In the end, the autumn of 2011 proved to be a rather inauspicious month for South Korean football in particular. Mid-October, the Asian Champions League semi-final first leg between the K-League's Suwon Bluewings and Al Sadd of Qatar descended into mayhem as players and coaches from both teams engaged in a mass brawl after visitors Al Sadd scored a controversial second goal while Suwon players were tending to an injured teammate. The melee was sparked, according to reports, after a fan invaded the pitch.

The same day, Lee Soo-Cheol, coach of the country's professional military team Sangju Sangmu, was found dead in an apparent suicide linked locally to a match-fixing scandal that plunged the K-League into chaos earlier in the season.
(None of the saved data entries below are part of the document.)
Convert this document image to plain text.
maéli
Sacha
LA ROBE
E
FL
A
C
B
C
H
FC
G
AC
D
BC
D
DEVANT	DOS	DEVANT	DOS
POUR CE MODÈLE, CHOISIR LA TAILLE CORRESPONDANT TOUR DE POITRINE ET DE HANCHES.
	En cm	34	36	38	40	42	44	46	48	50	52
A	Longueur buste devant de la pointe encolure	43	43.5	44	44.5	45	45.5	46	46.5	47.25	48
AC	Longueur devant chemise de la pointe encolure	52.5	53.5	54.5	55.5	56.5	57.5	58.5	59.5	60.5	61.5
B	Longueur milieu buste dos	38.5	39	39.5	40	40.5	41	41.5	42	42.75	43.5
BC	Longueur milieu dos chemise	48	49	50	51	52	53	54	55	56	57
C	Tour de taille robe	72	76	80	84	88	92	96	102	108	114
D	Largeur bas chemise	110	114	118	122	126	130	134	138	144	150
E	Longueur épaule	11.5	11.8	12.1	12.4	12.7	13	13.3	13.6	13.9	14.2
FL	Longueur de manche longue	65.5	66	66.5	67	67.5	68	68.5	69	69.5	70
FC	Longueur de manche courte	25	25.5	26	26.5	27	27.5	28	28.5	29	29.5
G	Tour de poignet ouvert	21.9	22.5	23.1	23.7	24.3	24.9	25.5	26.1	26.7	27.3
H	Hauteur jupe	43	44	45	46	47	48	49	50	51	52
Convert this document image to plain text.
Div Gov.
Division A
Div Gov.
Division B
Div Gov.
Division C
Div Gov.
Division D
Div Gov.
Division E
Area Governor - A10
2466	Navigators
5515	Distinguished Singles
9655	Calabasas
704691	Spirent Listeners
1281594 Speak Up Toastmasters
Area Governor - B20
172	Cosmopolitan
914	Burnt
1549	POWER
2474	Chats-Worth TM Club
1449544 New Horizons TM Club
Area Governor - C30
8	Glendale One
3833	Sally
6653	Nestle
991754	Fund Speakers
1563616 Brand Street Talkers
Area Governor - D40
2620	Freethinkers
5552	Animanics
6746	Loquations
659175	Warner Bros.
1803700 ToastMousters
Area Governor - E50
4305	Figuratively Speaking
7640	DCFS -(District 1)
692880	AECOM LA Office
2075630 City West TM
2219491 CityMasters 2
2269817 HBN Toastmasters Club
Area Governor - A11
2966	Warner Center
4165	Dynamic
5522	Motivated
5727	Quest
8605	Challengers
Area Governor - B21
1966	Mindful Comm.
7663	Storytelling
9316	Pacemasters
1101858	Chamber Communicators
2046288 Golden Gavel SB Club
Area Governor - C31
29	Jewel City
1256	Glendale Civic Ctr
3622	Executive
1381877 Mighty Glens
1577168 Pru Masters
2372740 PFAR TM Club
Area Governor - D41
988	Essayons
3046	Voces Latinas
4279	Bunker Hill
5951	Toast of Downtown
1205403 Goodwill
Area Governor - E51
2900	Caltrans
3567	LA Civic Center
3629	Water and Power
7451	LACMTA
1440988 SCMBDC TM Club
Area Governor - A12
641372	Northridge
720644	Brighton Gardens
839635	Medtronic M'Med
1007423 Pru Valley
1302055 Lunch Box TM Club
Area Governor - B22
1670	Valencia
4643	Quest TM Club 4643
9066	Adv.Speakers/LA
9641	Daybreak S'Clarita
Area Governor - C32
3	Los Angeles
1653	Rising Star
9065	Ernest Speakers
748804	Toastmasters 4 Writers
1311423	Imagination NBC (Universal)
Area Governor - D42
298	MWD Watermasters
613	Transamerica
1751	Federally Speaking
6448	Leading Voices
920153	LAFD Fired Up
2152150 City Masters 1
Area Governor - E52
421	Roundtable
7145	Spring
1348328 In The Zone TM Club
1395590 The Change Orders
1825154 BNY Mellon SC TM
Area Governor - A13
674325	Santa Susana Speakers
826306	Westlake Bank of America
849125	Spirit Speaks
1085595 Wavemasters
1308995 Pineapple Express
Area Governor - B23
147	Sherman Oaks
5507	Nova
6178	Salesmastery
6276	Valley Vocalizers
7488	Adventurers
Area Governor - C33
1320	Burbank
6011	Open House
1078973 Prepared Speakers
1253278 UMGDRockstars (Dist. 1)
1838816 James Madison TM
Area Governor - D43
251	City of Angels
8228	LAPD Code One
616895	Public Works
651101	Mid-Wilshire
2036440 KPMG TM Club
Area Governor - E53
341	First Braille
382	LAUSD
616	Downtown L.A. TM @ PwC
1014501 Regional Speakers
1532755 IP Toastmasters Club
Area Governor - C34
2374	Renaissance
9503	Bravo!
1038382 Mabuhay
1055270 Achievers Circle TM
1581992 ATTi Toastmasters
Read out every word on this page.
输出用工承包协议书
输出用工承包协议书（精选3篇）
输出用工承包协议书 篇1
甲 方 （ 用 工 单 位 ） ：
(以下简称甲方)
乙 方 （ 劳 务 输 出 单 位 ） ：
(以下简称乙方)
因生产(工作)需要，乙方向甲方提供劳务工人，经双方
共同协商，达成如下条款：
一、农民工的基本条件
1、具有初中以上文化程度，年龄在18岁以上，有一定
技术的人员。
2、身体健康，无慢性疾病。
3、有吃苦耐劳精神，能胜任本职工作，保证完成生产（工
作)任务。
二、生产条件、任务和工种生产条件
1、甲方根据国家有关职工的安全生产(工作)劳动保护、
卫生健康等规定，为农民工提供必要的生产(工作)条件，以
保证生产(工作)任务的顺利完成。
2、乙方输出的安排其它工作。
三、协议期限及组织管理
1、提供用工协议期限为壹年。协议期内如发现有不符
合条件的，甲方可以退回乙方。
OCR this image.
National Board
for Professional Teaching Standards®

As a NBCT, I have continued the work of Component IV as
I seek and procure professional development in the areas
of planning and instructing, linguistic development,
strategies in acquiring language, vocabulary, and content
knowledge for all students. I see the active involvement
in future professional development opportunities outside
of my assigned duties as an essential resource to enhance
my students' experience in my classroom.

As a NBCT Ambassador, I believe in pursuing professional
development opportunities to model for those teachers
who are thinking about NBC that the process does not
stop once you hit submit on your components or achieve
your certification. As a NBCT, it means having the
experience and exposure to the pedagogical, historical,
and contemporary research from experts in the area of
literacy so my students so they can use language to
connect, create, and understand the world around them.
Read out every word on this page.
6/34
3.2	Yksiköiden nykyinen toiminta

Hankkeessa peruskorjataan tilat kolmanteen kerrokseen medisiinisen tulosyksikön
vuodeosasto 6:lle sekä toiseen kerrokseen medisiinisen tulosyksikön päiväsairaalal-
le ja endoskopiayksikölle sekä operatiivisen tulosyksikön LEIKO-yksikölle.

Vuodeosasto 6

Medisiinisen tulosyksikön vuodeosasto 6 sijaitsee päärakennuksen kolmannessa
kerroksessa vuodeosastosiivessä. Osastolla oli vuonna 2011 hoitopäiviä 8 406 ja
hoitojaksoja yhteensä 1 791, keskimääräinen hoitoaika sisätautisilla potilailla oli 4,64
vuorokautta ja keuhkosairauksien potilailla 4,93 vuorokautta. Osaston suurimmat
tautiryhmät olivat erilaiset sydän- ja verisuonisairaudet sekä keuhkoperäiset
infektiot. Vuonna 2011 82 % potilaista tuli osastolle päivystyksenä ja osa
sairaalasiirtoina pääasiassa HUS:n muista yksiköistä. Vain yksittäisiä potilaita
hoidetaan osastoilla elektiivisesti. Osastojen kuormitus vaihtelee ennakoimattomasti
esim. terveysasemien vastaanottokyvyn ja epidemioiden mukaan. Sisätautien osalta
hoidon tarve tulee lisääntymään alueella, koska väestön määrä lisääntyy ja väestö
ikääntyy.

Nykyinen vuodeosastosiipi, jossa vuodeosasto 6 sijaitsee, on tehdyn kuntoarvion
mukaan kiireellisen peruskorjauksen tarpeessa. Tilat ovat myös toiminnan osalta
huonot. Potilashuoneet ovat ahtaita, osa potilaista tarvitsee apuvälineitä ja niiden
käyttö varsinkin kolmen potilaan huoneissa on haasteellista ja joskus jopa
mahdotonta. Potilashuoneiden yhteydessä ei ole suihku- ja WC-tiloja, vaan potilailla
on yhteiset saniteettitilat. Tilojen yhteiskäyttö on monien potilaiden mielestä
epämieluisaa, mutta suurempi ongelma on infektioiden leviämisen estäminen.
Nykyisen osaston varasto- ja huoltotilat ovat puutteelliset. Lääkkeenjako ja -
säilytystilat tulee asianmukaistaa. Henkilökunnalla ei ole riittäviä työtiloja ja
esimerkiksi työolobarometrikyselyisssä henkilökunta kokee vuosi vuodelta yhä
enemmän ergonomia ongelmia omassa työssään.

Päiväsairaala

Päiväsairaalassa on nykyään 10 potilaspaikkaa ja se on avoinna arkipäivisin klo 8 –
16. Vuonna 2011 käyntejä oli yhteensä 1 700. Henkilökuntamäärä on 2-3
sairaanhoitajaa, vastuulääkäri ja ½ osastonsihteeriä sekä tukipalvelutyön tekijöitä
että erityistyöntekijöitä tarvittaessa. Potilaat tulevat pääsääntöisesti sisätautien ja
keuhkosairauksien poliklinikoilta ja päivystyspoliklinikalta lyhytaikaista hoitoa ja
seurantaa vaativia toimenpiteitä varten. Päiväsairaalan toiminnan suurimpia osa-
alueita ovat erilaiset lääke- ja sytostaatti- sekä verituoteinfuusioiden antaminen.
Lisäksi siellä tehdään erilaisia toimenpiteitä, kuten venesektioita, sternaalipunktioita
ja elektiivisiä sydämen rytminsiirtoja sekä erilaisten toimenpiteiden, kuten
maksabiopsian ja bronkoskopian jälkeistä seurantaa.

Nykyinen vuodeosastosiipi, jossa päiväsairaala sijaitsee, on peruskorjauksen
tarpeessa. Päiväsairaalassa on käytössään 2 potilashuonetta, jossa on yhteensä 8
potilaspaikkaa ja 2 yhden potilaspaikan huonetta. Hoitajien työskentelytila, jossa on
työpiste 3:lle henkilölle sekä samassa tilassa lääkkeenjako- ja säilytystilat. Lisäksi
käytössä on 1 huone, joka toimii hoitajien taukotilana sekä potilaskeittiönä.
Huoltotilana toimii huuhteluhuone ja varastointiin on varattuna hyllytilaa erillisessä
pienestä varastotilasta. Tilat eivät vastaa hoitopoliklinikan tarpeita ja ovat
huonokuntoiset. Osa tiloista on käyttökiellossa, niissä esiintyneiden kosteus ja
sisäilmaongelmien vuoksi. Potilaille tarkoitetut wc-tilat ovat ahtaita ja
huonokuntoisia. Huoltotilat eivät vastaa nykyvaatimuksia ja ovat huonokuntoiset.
His death was the second apparent suicide related to the rigging crisis after a lower league player was found dead shortly after allegations started to come to light just before the start of the summer.

Then, toward the end of October, a K-League match between Jeju United and Incheon United witnessed another example of the creeping signs of fan disorder when rival fans got involved in a scuffle in the viewing galleries. Jeju, the home team, played the incident down as "minor", but it merely served to place a rather uneasy full-stop to a season-to-forget as the K-League reached its final stages.

Cerezo president Nobuyoshi Fujita, meanwhile, branded those behind the Jeonju incident as "heartless", though, mercifully, he was at pains to draw flak away from the majority of the crowd, insisting: "not all of Jeonbuk's supporters are like that. However, with something (like that) being said about our country we felt we had to make a complaint." 

Jeonbuk were pressed into public relations mode, apologizing profusely and banning one fan, apparently the chief culprit, for 10 years. The fan himself issued a grovelling retraction. "It was foolish behaviour," the unnamed 30-year-old was quoted as saying by the South Korean news agency Yonhap. "I wholeheartedly apologize to the people of Japan and South Korean soccer fans."

Alas, it was not enough to permit him the chance of witnessing the next installment in what, until that point, had been a quite successful season for his team: the K-League leaders and on the cusp of an Asian Champions League final place. Worse, his team went on to clinch top spot in the K-League toward the end of October as well as reach said Champions League final, where they will meet Qatar's Al Sadd this Saturday.